Cœur magnanime/À un petit Oiseau (poésie)

À un petit Oiseau[1]

L’aurore brille : au loin la tempête s’endort.
L’oiseau vole gaiement, sous son léger murmure
La colline s’éveille, et comme un pur accord.
Monte de toutes parts l’hymne de la nature.

Soudain, dans ce concert du jour à son réveil.
Une voix vient frapper mon oreille ravie ;
Son accent est suave, à nul autre pareil.
C’est le tien, bel oiseau, qui célèbres Marie.

Charmant petit chanteur, bel oiseau du bon Dieu,
Ô toi qui, chaque jour, viens redire ma mère.
Quel attrait, dis-le-moi, te retient en ce lieu ?
Quel ange enchaîne ici ton aile si légère ?

Au petit des oiseaux, dans l’espace joyeux
Se jouer, emporté par ses mille caprices ;
Au premier vent jeter ses chants mélodieux.
N’est-ce plus là la vie et les seules délices ?


Ah ! je comprends. Là-bas, sur les verts arbrisseaux,
Qu’un autre aille chercher où reposer son aile ;
Qu’il fasse de sa voix résonner les côteaux.
La tienne en ce lieu trouve objet plus digne d’elle.

Tu dédaignes des bois le charme séducteur :
Chanter la fleur des champs, le lis de la vallée.
Voilà pour ton partage ! Heureux petit chanteur,
Elle est assez belle, la Fleur Immaculée.

Sais-tu pourquoi ton chant à mon cœur est si doux ;
À tout autre pourquoi mon âme le préfère ?
Pourquoi de ton destin je suis presque jaloux ?
C’est que, bien mieux que moi, tu sais chanter ma mère.

Oh ! pourquoi, comme toi, ne puis-je jour et nuit.
Moduler, reposer près de ma mère aimée ?
Près d’elle il fait si bon dormir content, sans bruit,
S’éveiller en chantant avec l’aube embaumée !

Chante, petit oiseau ; du moins à t’écouter
Je ne puis me lasser. De quelle joie intime
Tu pénètres mon cœur ! Pour qui sait la goûter.
Au sentier du labeur comme ta voix anime !

Je dois chanter ma mère aussi, mais autrement,
Mais de pleurs, de sueurs en arrosant ma route.
Oh ! reste près de moi ! Tu chantes si gaiement !
Le travail pèse moins alors que je t’écoute.

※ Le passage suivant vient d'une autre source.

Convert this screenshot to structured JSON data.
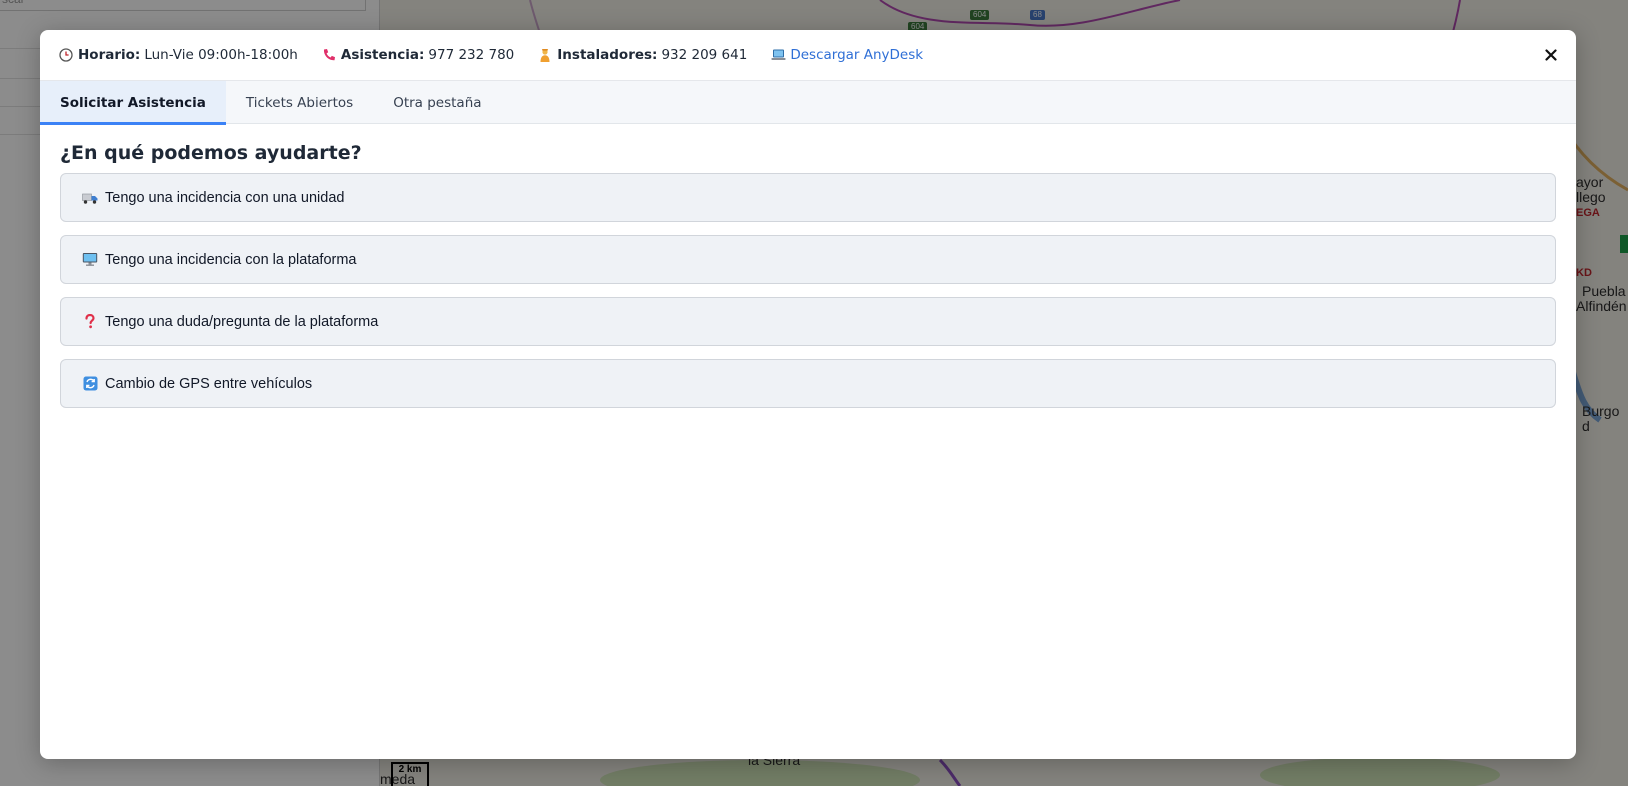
{
  "background": {
    "search_placeholder": "scar",
    "map_labels": {
      "mayor": "ayor",
      "gallego": "llego",
      "nega": "EGA",
      "kd": "KD",
      "puebla": "Puebla",
      "alfinden": "Alfindén",
      "burgo": "Burgo d",
      "sierra": "la Sierra",
      "meda": "meda"
    },
    "road_shields": [
      "604",
      "68"
    ],
    "scale_label": "2 km"
  },
  "header": {
    "schedule": {
      "icon": "clock-icon",
      "label": "Horario:",
      "value": "Lun-Vie 09:00h-18:00h"
    },
    "support": {
      "icon": "phone-icon",
      "label": "Asistencia:",
      "value": "977 232 780"
    },
    "installers": {
      "icon": "installer-icon",
      "label": "Instaladores:",
      "value": "932 209 641"
    },
    "anydesk": {
      "icon": "laptop-icon",
      "label": "Descargar AnyDesk"
    },
    "close": "✕"
  },
  "tabs": [
    {
      "label": "Solicitar Asistencia",
      "active": true
    },
    {
      "label": "Tickets Abiertos",
      "active": false
    },
    {
      "label": "Otra pestaña",
      "active": false
    }
  ],
  "content": {
    "heading": "¿En qué podemos ayudarte?",
    "options": [
      {
        "icon": "truck-icon",
        "label": "Tengo una incidencia con una unidad"
      },
      {
        "icon": "monitor-icon",
        "label": "Tengo una incidencia con la plataforma"
      },
      {
        "icon": "question-icon",
        "label": "Tengo una duda/pregunta de la plataforma"
      },
      {
        "icon": "swap-icon",
        "label": "Cambio de GPS entre vehículos"
      }
    ]
  },
  "colors": {
    "accent": "#3b82f6",
    "link": "#2f6fd6",
    "option_bg": "#eff2f6",
    "active_tab_bg": "#e7effa"
  }
}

Dieu te fit pour chanter, il me fit pour souffrir.
Nos deux rôles sont beaux. Au tien toujours fidèle,
Tu chantes. Moi, hélas ! je ne sais que faiblir.
Ah ! que ta voix du moins au devoir me rappelle !

Mais quel triste penser assombrit mon esprit !
Quoi ! mon front s’est couvert d’un voile de tristesse.
Pauvre petit ! Le temps est proche où dans ton cri
Tout passant pourra lire une grande détresse.


Bientôt la douce image en ce séjour béni
N’aura plus son asile : oui, bientôt le silence
Fera place à nos chants. Sur le rocher bruni
Demeure, toi du moins, et pleure notre absence.

Pleure, oui ! mais Marie, redis son nom encor.
Que sur ces bords déserts ta plainte le soupire.
Pourtant si le péché, plus hideux que la mort,
Devait souiller ces lieux, alors plutôt expire.

Mais ne te mêle point aux cris bruyants du mal.
Où fut la Fleur du Ciel, si jamais l’Enfer règne.
Bel oiseau du bon Dieu, que ton chant virginal
Dise une fois encore Marie, et qu’il s’éteigne !


  1. Dans les cours de ces pensionnats congréganistes, que des Philistins persécuteurs ont fermés avec la brutalité que l’on sait, un des charmes, qui frappaient le visiteur, étaient de ces coquets oratoires en plein air, où l’on venait vénérer quelque madone, la plupart du temps une vierge de Lourdes dans cette attitude extatique qui l’a rendue si populaire. C’est à un de ces oratoires que la pièce suivante fait allusion. On comprendra, par le texte, que l’établissement, où il se trouvait, allait être fermé, et les angéliques femmes, ses hôtesses, allaient être dispersées. Ce sont ces douloureuses circonstances qui ont inspiré la plainte finale.